How about verifying using differentiation? We are asked to show $$\int_0^x \cos^n t dt = \frac{1}{n} \cos^{n-1} x \sin x + \frac{n-1}{n} \int^x_0 \cos^{n-2} t dt + C$$ for some constant $C$. This is true iff the derivatives of each side are equal.

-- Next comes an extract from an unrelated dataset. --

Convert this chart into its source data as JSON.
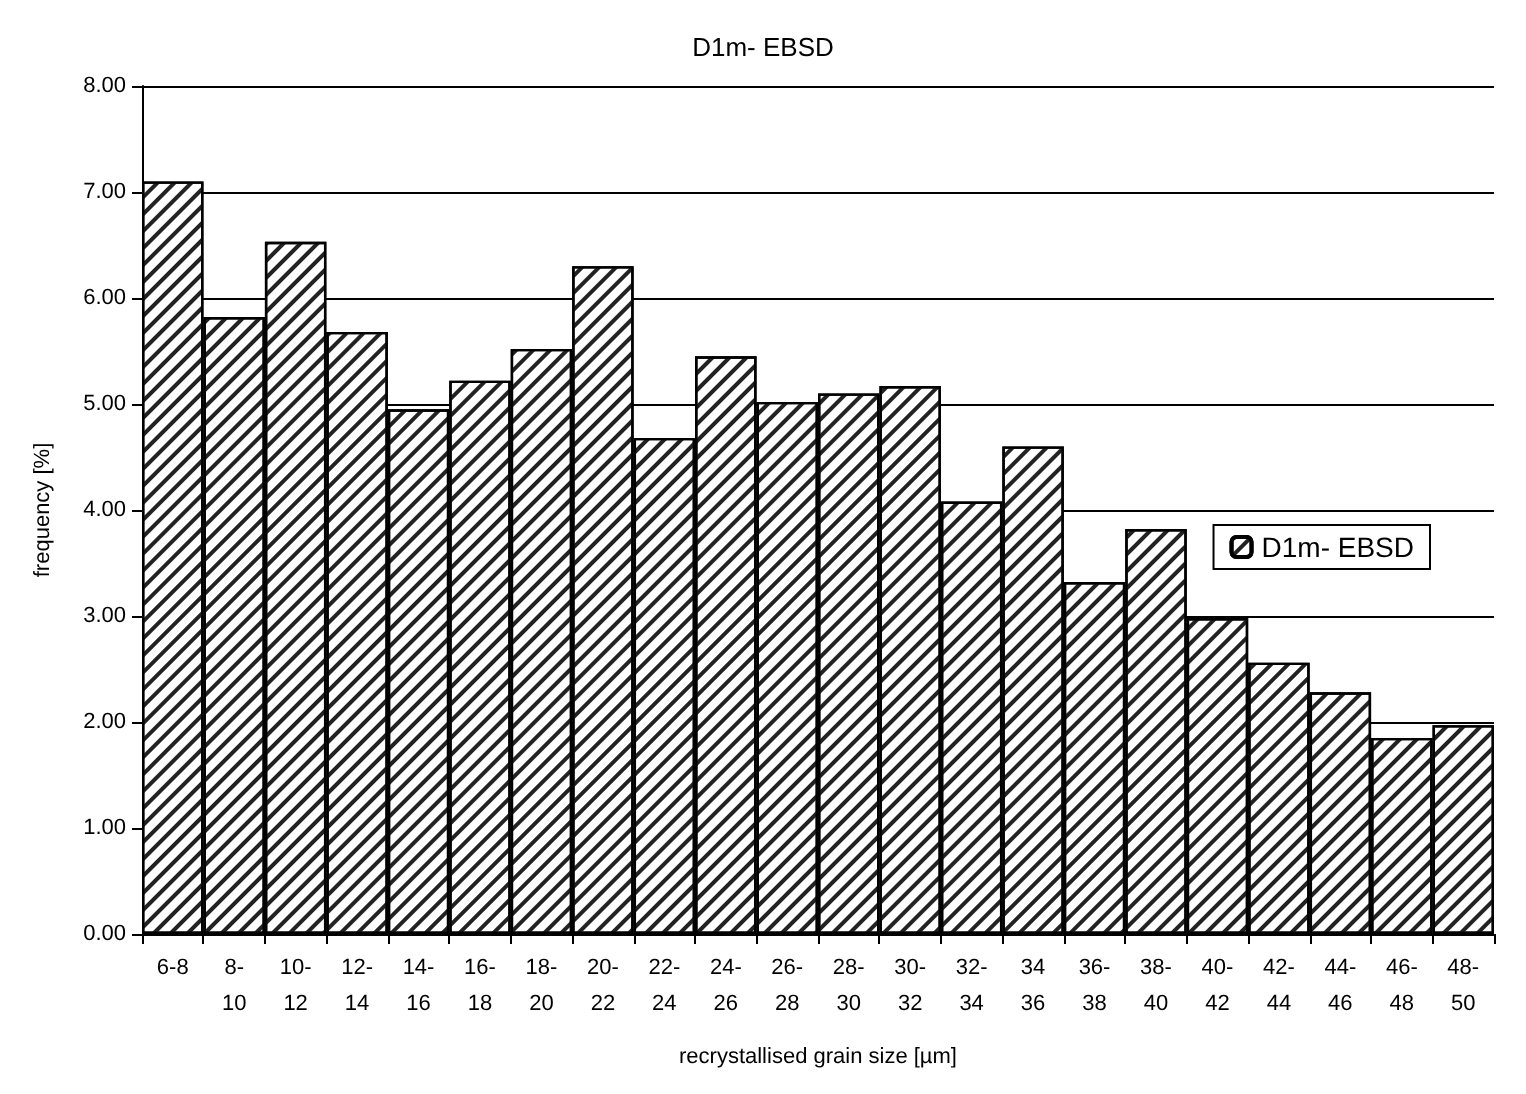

Differentiating the right side, we get using the product rule $$RHS = \frac{n-1}{n} \cos^{n-2} x (-\sin x) \sin x + \frac{1}{n} \cos^{n-1} x \cos x + \frac{n-1}{n} \cos^{n-2} x,$$ then combining, $$RHS = \frac{n-1}{n} (1-\sin^2 x) \cos^{n-2} x + \frac{1}{n} \cos^n x$$ and finally using $\cos^2 x + \sin^2 x = 1$, $$RHS = \frac{n-1}{n}\cos^n x+\frac{1}{n} \cos^nx = \cos^n x,$$ which is the what we want.

I guess your problem is step four:

$$I_n = \sin x \ \cos^{n-1} x + (n-1)\int(1-\cos^2 x) \ \cos^{n-2} x \ dx \tag{4}$$

Note that $$\begin{align}\int(1-\cos^2 x) \ \cos^{n-2} x \ dx & = \int \cos^{n-2} x \ dx-\int \cos^2 x\; \cos^{n-2} x \ dx \\ & =\int \cos^{n-2} x \ dx-\int \cos^{n} x \ dx \end{align}$$

so we get

$$\begin{align}I_n & = \sin x \ \cos^{n-1} x + (n-1)\int \cos^{n-2} x \ dx-(n-1)\int \cos^{n} x \ dx \\ I_n & = \sin x \ \cos^{n-1} x + (n-1)I_{n-2}-(n-1)I_n \end{align}$$

or

$$nI_n = \sin x \ \cos^{n-1} x + (n-1)I_{n-2}$$

$$I_n =\frac{ \sin x \ \cos^{n-1} x}n + \frac{n-1}nI_{n-2}$$